When one door closes another (possibly) opens.
Last week the D.C. Circuit Court of Appeals rejected the Federal Communications Commission’s attempt to police Internet service. The panel ruled that the agency overstepped its authority when it told Comcast not to block access to some Web traffic.
The ruling was a blow to advocates of the wonkish “net neutrality” — the idea that Internet access providers should treat all content the same.
For the moment, the FCC is considering its next step. The agency lost in the D.C. Circuit because of its previous move to classify broadband as an information service. The agency could reclassify Internet access as a transport service, which would allow the agency to regulate the industry in the same way it does telephone lines.
But the Federal Trade Commission also has been itching for a chance to test net neutrality ideas against its regulatory framework. In 2007, it issued a report that made the case for its jurisdiction over broadband providers. But the agency has not made much headway, in part because it is barred from regulating transport services, known as common carriers.
The appellate ruling last week made clear that, under the current framework, broadband is not considered a transport service — an opportunity that might allow the FTC to try its hand at regulating broadband.
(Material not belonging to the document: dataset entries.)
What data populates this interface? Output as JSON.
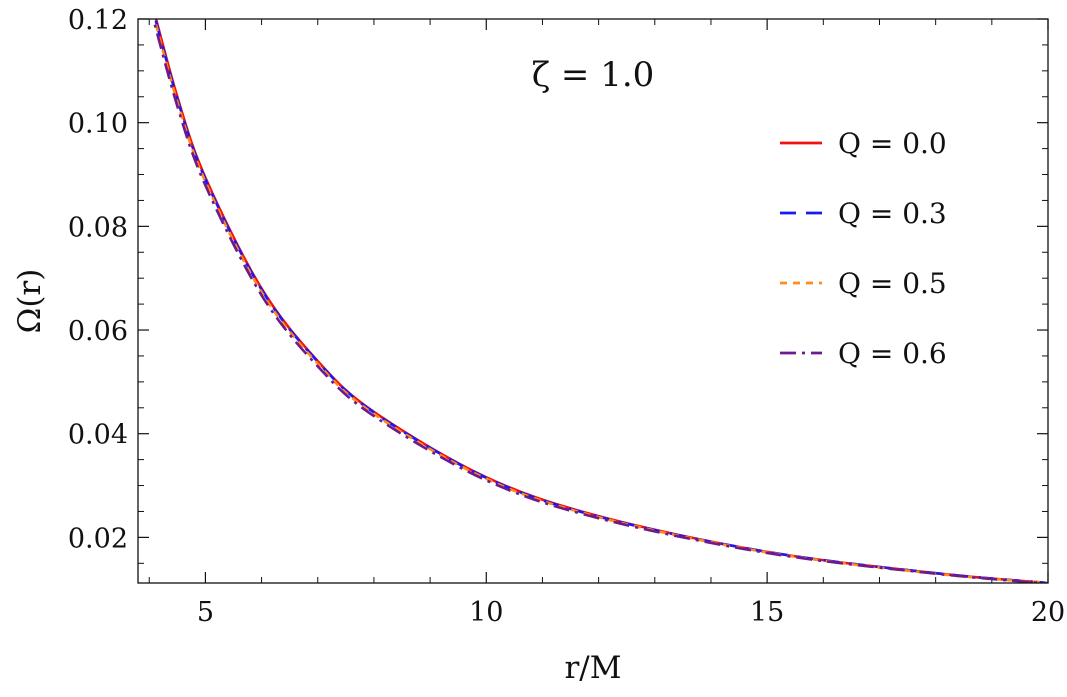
{
  "chart_data": {
    "type": "line",
    "title": "",
    "xlabel": "r/M",
    "ylabel": "Ω(r)",
    "annotation": "ζ = 1.0",
    "xlim": [
      3.8,
      20
    ],
    "ylim": [
      0.0112,
      0.12
    ],
    "x_ticks": [
      5,
      10,
      15,
      20
    ],
    "y_ticks": [
      0.02,
      0.04,
      0.06,
      0.08,
      0.1,
      0.12
    ],
    "x_tick_labels": [
      "5",
      "10",
      "15",
      "20"
    ],
    "y_tick_labels": [
      "0.02",
      "0.04",
      "0.06",
      "0.08",
      "0.10",
      "0.12"
    ],
    "legend_position": "right",
    "grid": false,
    "series": [
      {
        "name": "Q = 0.0",
        "color": "#ee1111",
        "dash": "solid",
        "x": [
          4.0,
          4.5,
          5.0,
          6.0,
          7.0,
          8.0,
          10.0,
          12.0,
          15.0,
          18.0,
          20.0
        ],
        "y": [
          0.125,
          0.105,
          0.0894,
          0.068,
          0.054,
          0.0442,
          0.0316,
          0.0241,
          0.0172,
          0.0131,
          0.0112
        ]
      },
      {
        "name": "Q = 0.3",
        "color": "#1a1aee",
        "dash": "long-dash",
        "x": [
          4.0,
          4.5,
          5.0,
          6.0,
          7.0,
          8.0,
          10.0,
          12.0,
          15.0,
          18.0,
          20.0
        ],
        "y": [
          0.1245,
          0.1046,
          0.0891,
          0.0678,
          0.0539,
          0.0441,
          0.0315,
          0.024,
          0.0172,
          0.0131,
          0.0112
        ]
      },
      {
        "name": "Q = 0.5",
        "color": "#ff8c1a",
        "dash": "short-dash",
        "x": [
          4.0,
          4.5,
          5.0,
          6.0,
          7.0,
          8.0,
          10.0,
          12.0,
          15.0,
          18.0,
          20.0
        ],
        "y": [
          0.1238,
          0.104,
          0.0886,
          0.0673,
          0.0535,
          0.0438,
          0.0313,
          0.0239,
          0.0171,
          0.013,
          0.0112
        ]
      },
      {
        "name": "Q = 0.6",
        "color": "#6e1a8e",
        "dash": "dash-dot",
        "x": [
          4.0,
          4.5,
          5.0,
          6.0,
          7.0,
          8.0,
          10.0,
          12.0,
          15.0,
          18.0,
          20.0
        ],
        "y": [
          0.123,
          0.1032,
          0.0879,
          0.0667,
          0.053,
          0.0434,
          0.031,
          0.0237,
          0.017,
          0.013,
          0.0111
        ]
      }
    ]
  }
}
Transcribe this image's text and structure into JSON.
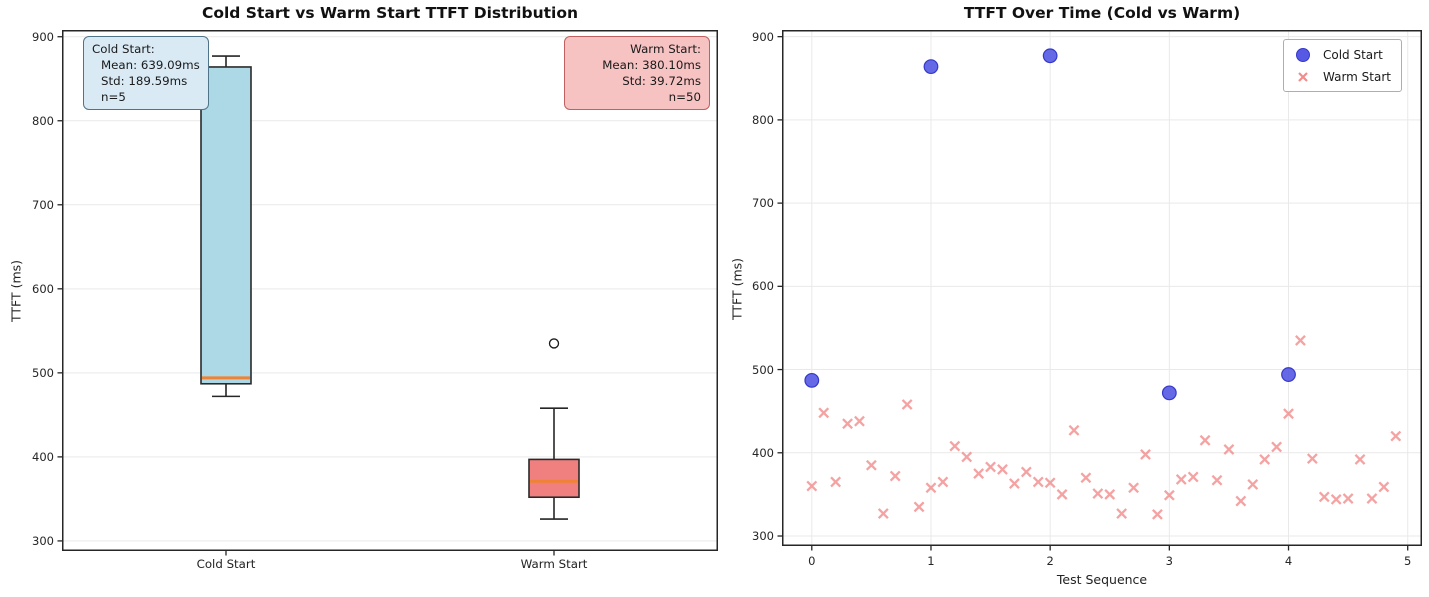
{
  "figure": {
    "background": "#ffffff"
  },
  "chart_data": [
    {
      "type": "box",
      "title": "Cold Start vs Warm Start TTFT Distribution",
      "ylabel": "TTFT (ms)",
      "categories": [
        "Cold Start",
        "Warm Start"
      ],
      "yticks": [
        300,
        400,
        500,
        600,
        700,
        800,
        900
      ],
      "ylim": [
        288,
        908
      ],
      "grid": "horizontal",
      "median_color": "#ef8335",
      "box_edge_color": "#2a2a2a",
      "boxes": [
        {
          "label": "Cold Start",
          "whisker_low": 472,
          "q1": 487,
          "median": 494,
          "q3": 864,
          "whisker_high": 877,
          "outliers": [],
          "fill": "#add8e6"
        },
        {
          "label": "Warm Start",
          "whisker_low": 326,
          "q1": 352,
          "median": 371,
          "q3": 397,
          "whisker_high": 458,
          "outliers": [
            535
          ],
          "fill": "#f08080"
        }
      ],
      "annotations": [
        {
          "name": "cold-start-stats",
          "align": "left",
          "bg": "#d9eaf5",
          "border": "#4f7487",
          "lines": [
            "Cold Start:",
            "Mean: 639.09ms",
            "Std: 189.59ms",
            "n=5"
          ]
        },
        {
          "name": "warm-start-stats",
          "align": "right",
          "bg": "#f6c2c2",
          "border": "#c06060",
          "lines": [
            "Warm Start:",
            "Mean: 380.10ms",
            "Std: 39.72ms",
            "n=50"
          ]
        }
      ]
    },
    {
      "type": "scatter",
      "title": "TTFT Over Time (Cold vs Warm)",
      "xlabel": "Test Sequence",
      "ylabel": "TTFT (ms)",
      "xticks": [
        0,
        1,
        2,
        3,
        4,
        5
      ],
      "yticks": [
        300,
        400,
        500,
        600,
        700,
        800,
        900
      ],
      "xlim": [
        -0.25,
        5.12
      ],
      "ylim": [
        288,
        908
      ],
      "grid": "both",
      "legend": {
        "position": "top-right"
      },
      "series": [
        {
          "name": "Cold Start",
          "marker": "circle",
          "color": "#5559e3",
          "edge": "#3538c9",
          "x": [
            0,
            1,
            2,
            3,
            4
          ],
          "y": [
            487,
            864,
            877,
            472,
            494
          ]
        },
        {
          "name": "Warm Start",
          "marker": "x",
          "color": "#f28b8b",
          "x": [
            0.0,
            0.1,
            0.2,
            0.3,
            0.4,
            0.5,
            0.6,
            0.7,
            0.8,
            0.9,
            1.0,
            1.1,
            1.2,
            1.3,
            1.4,
            1.5,
            1.6,
            1.7,
            1.8,
            1.9,
            2.0,
            2.1,
            2.2,
            2.3,
            2.4,
            2.5,
            2.6,
            2.7,
            2.8,
            2.9,
            3.0,
            3.1,
            3.2,
            3.3,
            3.4,
            3.5,
            3.6,
            3.7,
            3.8,
            3.9,
            4.0,
            4.1,
            4.2,
            4.3,
            4.4,
            4.5,
            4.6,
            4.7,
            4.8,
            4.9
          ],
          "y": [
            360,
            448,
            365,
            435,
            438,
            385,
            327,
            372,
            458,
            335,
            358,
            365,
            408,
            395,
            375,
            383,
            380,
            363,
            377,
            365,
            364,
            350,
            427,
            370,
            351,
            350,
            327,
            358,
            398,
            326,
            349,
            368,
            371,
            415,
            367,
            404,
            342,
            362,
            392,
            407,
            447,
            535,
            393,
            347,
            344,
            345,
            392,
            345,
            359,
            420
          ]
        }
      ]
    }
  ]
}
“The FTC has been precluded by statute from common carriers, but if broadband is not a Title II service, then it’s not common carriage,” said Glenn Manishin, an antitrust and technology policy partner at Duane Morris LLP. ”That gives the FTC the opening they were looking for.”
Under current federal law, the FTC has the authority to go after both unfair methods of competition and unfair or deceptive practices. Both those mandates could provide an opening for the FTC to look into net neutrality.
For example, the FTC could require a broadband provider to disclose how it manages its network and what speeds it offers. Both ideas are part of the FCC’s plan to bring high-speed broadband to every American home — aspects of the plan now in doubt because of last week’s ruling.
On the competition front, the FTC might have an easier case to bring than antitrust regulators at the Justice Department. While DOJ authority is limited to traditional antitrust theories, the FTC has the more broad “unfair methods of competition” mandate.
If a broadband provider owned some video content and slowed down access to other video content or sped up access to its own, Manishin said, it is easier to characterize that as unfair competition than to bring a traditional antitrust case.
Current and former government officials said a FTC move to regulate net neutrality would make sense given the FTC’s broader statute and the agency’s aggressive approach to its jurisdiction under Chairman Jon Leibowitz’s leadership.
The agency brought its case against chip-maker Intel, for example, under novel legal theories that seek to expand the FTC’s authority. The FTC usually brings antitrust cases based on the settled law of the Sherman and Clayton Acts. But it has independent authority under the FTC Act, and the Intel case uses that independent authority.
Since the recent approach has yet to be tested by the courts, any push into the broadband market might first have to cross a few hurdles.
Still the FTC could have a role to play, said Joel Kelsey, a policy analyst at Consumers Union, if it could prove that a broadband provider was discriminating against some traffic with a clear intent to foreclose or limit potential competition.
The agency could go after providers who were using the power of the Internet to protect legacy businesses and shut out Web-based products like Skype, Hulu, and Netflix that compete with traditional cable and phone subscriptions.
But when Comcast interfered with user access that led to the D.C. Circuit ruling, the company argued it was just managing traffic. For the government to prove that a similar case involved a competitive move rather than a business decision would be difficult.
“There may be some things that the FTC or the Justice Department could do by way of antitrust enforcement,” said Donald Russell, a DOJ antitrust veteran who is now a partner at Robbins, Russell, Englert, Orseck, Untereiner & Sauber LLP. “But the kinds of practices that often come up under the guise of net neutrality would rarely be a violation of the antitrust laws.”
“Conduct in terms of how you run your business or price your services and what kind of terms you offer, unilateral practices get wide leeway under antitrust law,” he said. “I think in order to achieve the broad objectives of people advocating net neutrality, you have to have congressional action or reclassification.”
“What the FTC could do is pretty minimal,” he added.
When Congress considered updating telecommunications law in 2005, some legislative drafts included language to make violations of net neutrality antitrust violations. According to a Hill aide, the changes never passed the staff level because it was too difficult to craft statutory language identifying what exactly would constitute an antitrust violation.
How successful such a theory might be is an open question. “People said that Microsoft was a crazy case,” the aide said, referring to the shaky start of what turned into the Justice Department’s landmark monopolization case against the software giant in the 1990s. “It would take an aggressive antitrust enforcer [willing to] break some eggs.”